La démarcation du design industriel par rapport à la tradition des arts décoratifs en ce début de deuxième moitié du XXe siècle, n’est pas propre à la France. Est-ce parce que le design industriel français avait du mal à avoir une véritable reconnaissance dans le milieu industriel qu’il fallait insister plus qu’ailleurs sur la rupture avec les arts décoratifs, tout au moins dans sa dimension artistique et artisanale, et donc se détourner de l’histoire ? En même temps, situation paradoxale, la médiation institutionnelle du design par les expositions en France restait (reste) souvent plutôt attachée à la création d’auteur et à une approche artistique (dans le registre art mineur ?).
Art majeur/art mineur
La question Art majeur ou Art mineur avait été la première choisie par Camille Saint-Jacques pour une introduction comparée à 11 disciplines des arts dans l’ouvrage 1950-2000 Arts contemporains (6).

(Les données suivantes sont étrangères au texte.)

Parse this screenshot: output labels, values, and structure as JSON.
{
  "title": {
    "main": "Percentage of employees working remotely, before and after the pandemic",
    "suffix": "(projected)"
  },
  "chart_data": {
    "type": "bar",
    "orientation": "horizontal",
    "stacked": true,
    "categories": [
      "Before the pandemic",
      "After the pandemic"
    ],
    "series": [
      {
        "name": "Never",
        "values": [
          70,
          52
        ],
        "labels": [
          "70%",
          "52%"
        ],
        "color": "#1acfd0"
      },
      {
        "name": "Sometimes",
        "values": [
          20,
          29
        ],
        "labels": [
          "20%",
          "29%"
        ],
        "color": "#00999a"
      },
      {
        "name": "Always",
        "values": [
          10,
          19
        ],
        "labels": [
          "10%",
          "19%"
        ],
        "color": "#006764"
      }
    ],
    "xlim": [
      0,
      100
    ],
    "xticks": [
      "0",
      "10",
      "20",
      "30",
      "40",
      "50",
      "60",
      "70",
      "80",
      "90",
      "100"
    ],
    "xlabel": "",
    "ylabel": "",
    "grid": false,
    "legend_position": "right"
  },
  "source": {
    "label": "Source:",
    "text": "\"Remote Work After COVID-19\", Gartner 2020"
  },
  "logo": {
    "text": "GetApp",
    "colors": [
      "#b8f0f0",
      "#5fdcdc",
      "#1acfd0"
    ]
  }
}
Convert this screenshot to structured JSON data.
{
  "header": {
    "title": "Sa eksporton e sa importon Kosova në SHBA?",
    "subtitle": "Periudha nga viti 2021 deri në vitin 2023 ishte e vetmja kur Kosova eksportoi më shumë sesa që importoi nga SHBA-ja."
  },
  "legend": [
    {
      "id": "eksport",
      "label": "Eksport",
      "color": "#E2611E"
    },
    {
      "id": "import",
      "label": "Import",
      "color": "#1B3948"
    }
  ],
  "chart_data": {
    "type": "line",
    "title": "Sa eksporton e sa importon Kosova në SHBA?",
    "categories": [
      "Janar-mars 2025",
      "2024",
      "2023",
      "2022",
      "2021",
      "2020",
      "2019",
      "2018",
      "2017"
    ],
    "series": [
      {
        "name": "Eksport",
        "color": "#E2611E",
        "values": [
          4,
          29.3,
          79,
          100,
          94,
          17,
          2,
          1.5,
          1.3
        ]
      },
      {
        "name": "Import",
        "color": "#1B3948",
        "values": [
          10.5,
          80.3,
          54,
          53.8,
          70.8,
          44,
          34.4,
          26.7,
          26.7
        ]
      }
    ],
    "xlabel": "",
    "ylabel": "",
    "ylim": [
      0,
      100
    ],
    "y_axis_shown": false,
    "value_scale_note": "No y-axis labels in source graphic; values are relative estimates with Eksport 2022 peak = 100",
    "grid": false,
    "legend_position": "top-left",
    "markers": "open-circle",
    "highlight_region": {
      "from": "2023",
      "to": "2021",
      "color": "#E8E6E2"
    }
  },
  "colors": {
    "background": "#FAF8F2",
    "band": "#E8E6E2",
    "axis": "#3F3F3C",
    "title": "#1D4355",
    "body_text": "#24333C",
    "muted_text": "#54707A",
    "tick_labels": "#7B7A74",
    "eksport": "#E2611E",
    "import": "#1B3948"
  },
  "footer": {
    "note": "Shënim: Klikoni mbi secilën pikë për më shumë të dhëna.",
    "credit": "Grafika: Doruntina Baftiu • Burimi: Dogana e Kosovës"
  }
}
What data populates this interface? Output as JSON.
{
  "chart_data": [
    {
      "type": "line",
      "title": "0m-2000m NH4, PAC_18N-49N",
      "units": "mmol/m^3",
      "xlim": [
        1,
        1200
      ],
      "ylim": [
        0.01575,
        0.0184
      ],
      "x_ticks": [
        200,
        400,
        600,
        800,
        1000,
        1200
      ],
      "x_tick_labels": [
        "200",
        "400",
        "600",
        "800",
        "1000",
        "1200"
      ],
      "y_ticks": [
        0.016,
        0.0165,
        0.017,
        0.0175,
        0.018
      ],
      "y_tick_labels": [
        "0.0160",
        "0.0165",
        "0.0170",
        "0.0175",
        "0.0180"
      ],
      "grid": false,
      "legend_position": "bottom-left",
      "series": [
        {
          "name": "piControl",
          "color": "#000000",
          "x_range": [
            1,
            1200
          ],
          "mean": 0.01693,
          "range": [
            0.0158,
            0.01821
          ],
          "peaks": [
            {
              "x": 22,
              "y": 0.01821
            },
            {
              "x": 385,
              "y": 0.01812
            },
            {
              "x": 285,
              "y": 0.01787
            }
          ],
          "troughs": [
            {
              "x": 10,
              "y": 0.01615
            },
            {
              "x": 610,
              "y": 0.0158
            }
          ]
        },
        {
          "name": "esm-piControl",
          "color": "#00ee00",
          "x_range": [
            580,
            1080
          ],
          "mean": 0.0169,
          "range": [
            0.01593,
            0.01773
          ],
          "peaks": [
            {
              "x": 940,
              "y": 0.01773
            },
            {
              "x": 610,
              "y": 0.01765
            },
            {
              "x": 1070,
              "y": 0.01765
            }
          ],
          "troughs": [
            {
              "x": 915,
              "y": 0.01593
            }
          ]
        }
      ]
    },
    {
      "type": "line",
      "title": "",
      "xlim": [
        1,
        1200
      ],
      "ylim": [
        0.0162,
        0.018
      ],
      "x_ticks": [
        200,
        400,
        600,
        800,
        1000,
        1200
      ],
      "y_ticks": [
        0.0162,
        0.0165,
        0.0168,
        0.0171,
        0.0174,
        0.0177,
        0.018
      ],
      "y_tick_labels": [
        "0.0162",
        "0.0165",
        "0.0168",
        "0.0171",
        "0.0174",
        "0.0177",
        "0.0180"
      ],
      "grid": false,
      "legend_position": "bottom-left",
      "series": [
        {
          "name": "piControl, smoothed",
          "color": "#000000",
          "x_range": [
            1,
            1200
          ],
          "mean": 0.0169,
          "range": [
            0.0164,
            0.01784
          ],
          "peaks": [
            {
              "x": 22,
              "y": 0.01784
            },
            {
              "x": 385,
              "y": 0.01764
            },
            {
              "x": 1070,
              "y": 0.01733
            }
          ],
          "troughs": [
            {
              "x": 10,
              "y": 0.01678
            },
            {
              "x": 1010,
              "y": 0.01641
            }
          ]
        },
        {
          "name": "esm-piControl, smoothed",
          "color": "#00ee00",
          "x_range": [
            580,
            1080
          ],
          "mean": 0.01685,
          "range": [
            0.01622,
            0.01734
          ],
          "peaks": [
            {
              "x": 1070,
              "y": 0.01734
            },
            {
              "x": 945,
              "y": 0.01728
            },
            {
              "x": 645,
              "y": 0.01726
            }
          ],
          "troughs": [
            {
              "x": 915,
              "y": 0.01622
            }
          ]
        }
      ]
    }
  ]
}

Dans le chapitre « design » qui m’avait été confié, j’avais pris le parti de dévier la question. Il me semblait en effet que celle-ci perdait de son sens avec les évolutions actuelles des métiers du design dont les problématiques sont fort éloignées de celle de l’art, excepté dans la figure du designer-artiste.
Histoires du design
Pour autant, la question appartient bien à l’histoire industrielle. Rappelons l’action du comte Léon Laborde qui au XIXe siècle conseillait aux industriels « de demander leurs modèles à des artistes plutôt qu’à des praticiens sans initiative et sans idées » (7). Stéphane Laurent parle d’une histoire encore embryonnaire dans l’enseignement en France dans le domaine du design et des arts décoratifs et d’un moindre intérêt pour une culture technique (9) « more austere, less able to distract the public ». Il regrette un manque de dialogue entre les historiens et les commissaires d’exposition. Mais il faut souligner également en amont un déficit français d’études historiques sur le design industriel qui laisse le champ libre à une histoire linéaire et simpliste des arts appliqués à nos jours, sur le modèle d’une histoire de l’art qui elle-même privilégie une lecture linéaire par avant-gardes. Je renvoie à quelques articles de ce blog sur ces questions (10).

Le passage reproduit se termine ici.